Often times we think that banding would lead to better performance since there would appear to be less stress and there is not an open wound that needs to heal over. However, this is not necessarily the case. Studies have looked at the levels of a stress hormone (cortisol) in banded and knife castrated calves.

When castrated with a knife, cortisol levels spike at a very high level but then return to normal after two to four days. In calves that have been banded, cortisol levels typically don't spike as high, but they remain elevated for a much longer period of time. This may account for some of the performance differences that we see.

Now having said this, there are instances where banding clearly has an advantage over knife castration. Those of you that are buying heavy "cutter" bulls that have an increased chance of bleeding may certainly benefit from banding over open castration. When we get into very muddy pen conditions and can't get the cattle a dry place to lie down, banding may be a superior method of castration. We will also have some operations that will band in the heat of summer.

This is because the calves tend to congregate under the shade and this area becomes wet, muddy, and will have a high concentration of flies. All this may lead to a higher number of infections if knife castration is used. So while we all like to have a rule that we hang our hat on, keep in mind that there are always exceptions.

I believe that in most instances, castration should be done at initial processing. There obviously is debate on this thought as well, but I want to get all of the initial stress on the calves out of the way, up front. That way, once the pen has gotten over their typical outbreak of respiratory disease (typically two to three weeks after arrival), the calves have healed from castration and are ready to move forward.

We don't want to have to come back and castrate the calves and stress them all over again. In these situations, delayed castration will only stretch out our pulls and labor costs over a longer period of time. If we have specific information about a group of calves that would lead us to believe that they run a much higher risk of morbidity, then perhaps in that case delayed castration may make sense.

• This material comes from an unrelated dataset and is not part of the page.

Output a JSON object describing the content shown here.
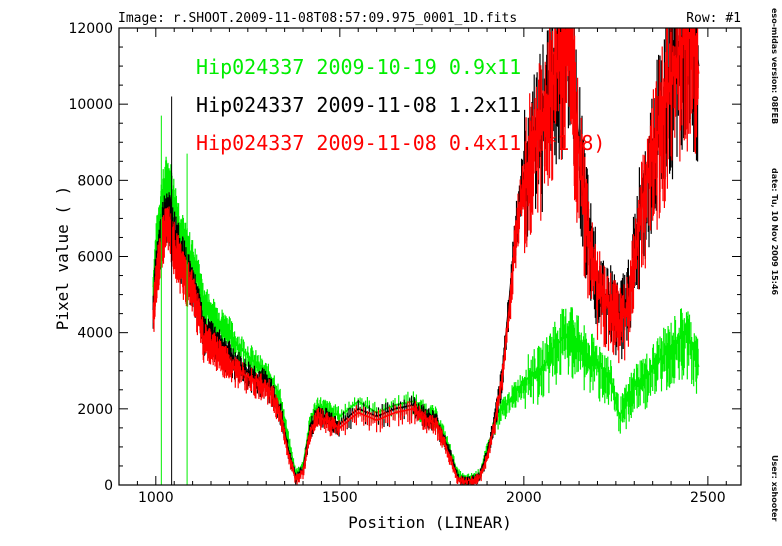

Or if we are overcrowded and facing extremely wet conditions in the receiving area, then perhaps a 30 day delay in castration may be warranted.

However, I don't think delaying castration should be part of your normal receiving protocol.

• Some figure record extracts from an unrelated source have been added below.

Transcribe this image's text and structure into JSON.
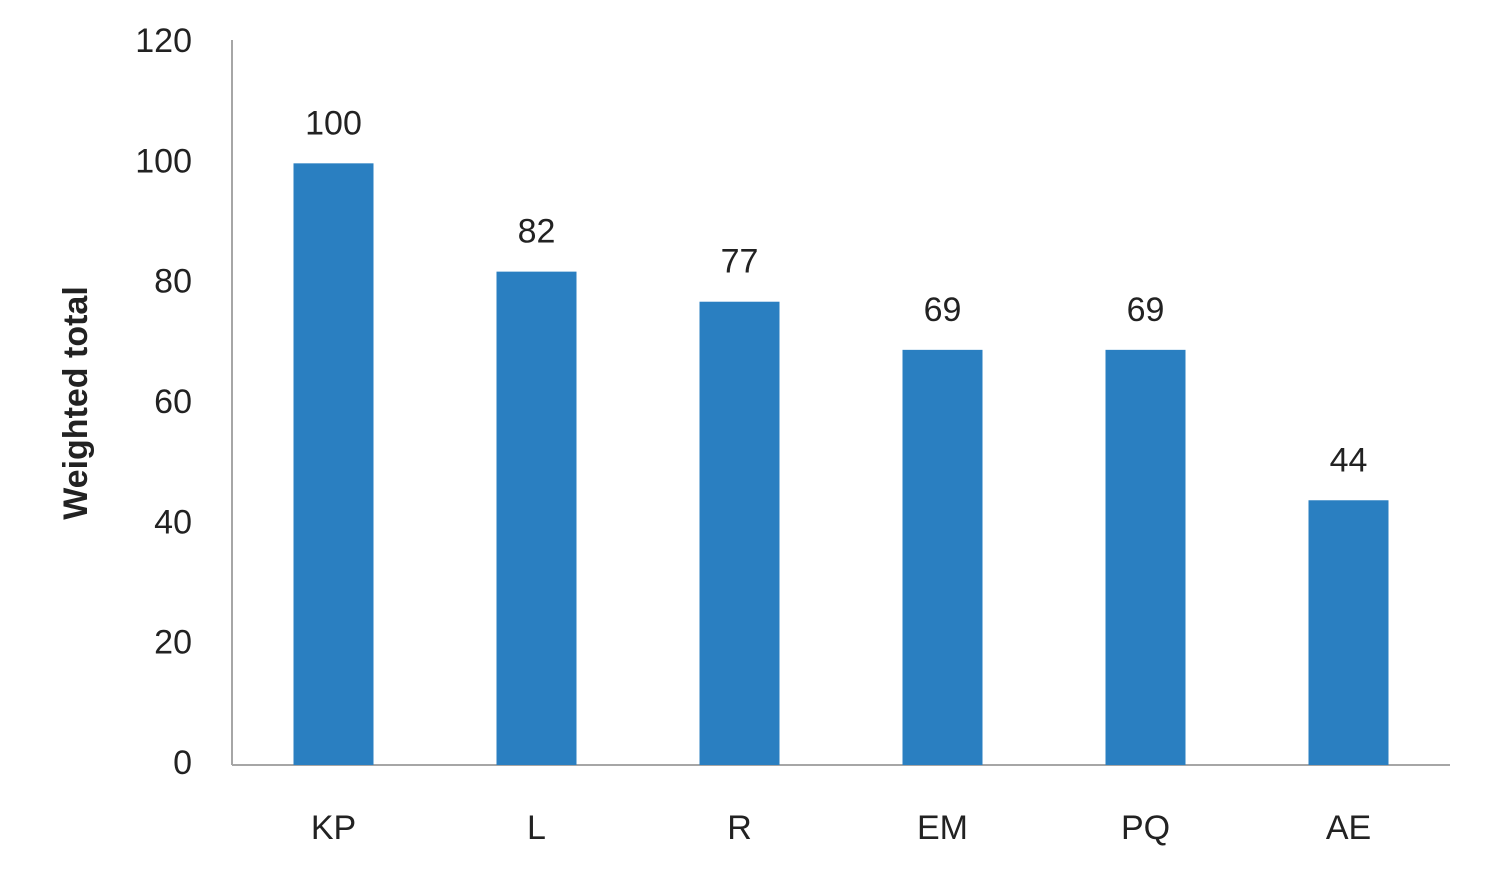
{
  "chart_data": {
    "type": "bar",
    "y_label": "Weighted total",
    "categories": [
      "KP",
      "L",
      "R",
      "EM",
      "PQ",
      "AE"
    ],
    "values": [
      100,
      82,
      77,
      69,
      69,
      44
    ],
    "color": "#2a7fc1",
    "ylim": [
      0,
      120
    ],
    "yticks": [
      0,
      20,
      40,
      60,
      80,
      100,
      120
    ],
    "grid": false,
    "data_labels": true
  }
}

Clean Equipment and Proper Technique. Regardless of the method employed, a good, clean technique is critical to a successful outcome for the calf. This can get overlooked in those situations where you have a large number of calves to do and a short amount of daylight to get them done.

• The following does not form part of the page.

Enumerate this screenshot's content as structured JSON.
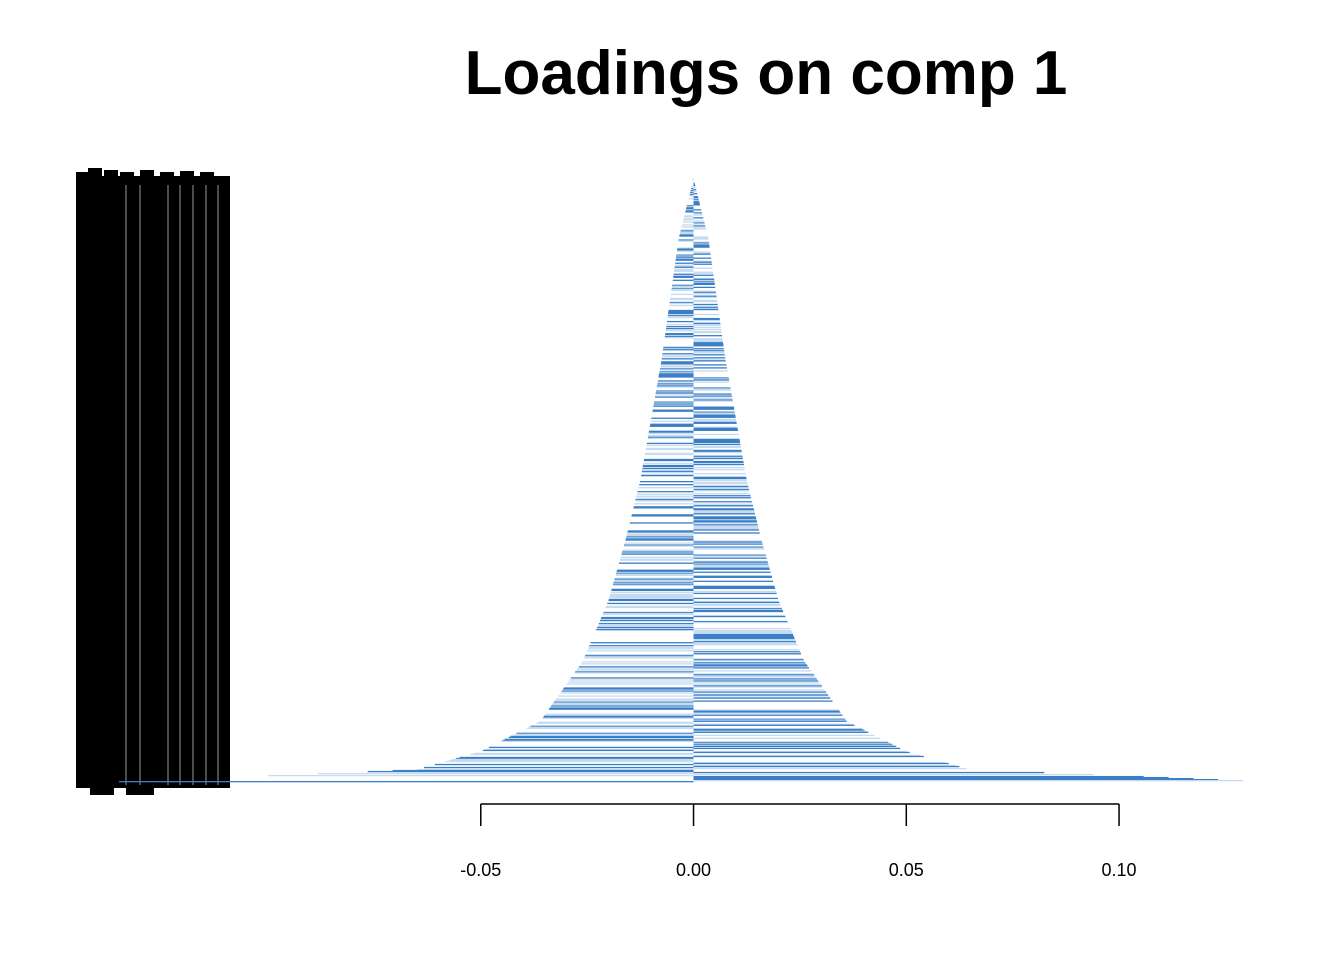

Normally, if we see an increase in the number of castration infections, it is due to not keeping our hands and equipment as clean as they need to be. Being able to place your equipment in a bucket of disinfectant and water between calves and keeping your hands reasonably clean will go a long way in preventing infections following knife castrations.

There are several banders on the market and they each have differences in how you apply the band. Even though we hate to stop and ask for directions when driving and we never read the package insert in the vaccine we buy, do take some time and study the explanation that comes with your equipment. It will cover where to place the band and how much tension to apply.

Since the band sets up an area of low oxygen tension where It is applied, it Is recommended that you use a vaccine that contains a tetanus antigen. You can get this in combination with your "blackleg" vaccine. Proper technique will also limit the number of complications you will have to deal with.

Castration is one of those routine management procedures that is often overlooked until problems arise. This is a stressful event for the calf and we need to make sure we are doing this procedure correctly. The method of castration employed will depend upon your facilities, labor, and personal preference.

However you decide to castrate these calves, take the time to do it correctly and keep yourself and your equipment clean. That way we can get that calf off to a good start and keep him growing through the entire feeding period.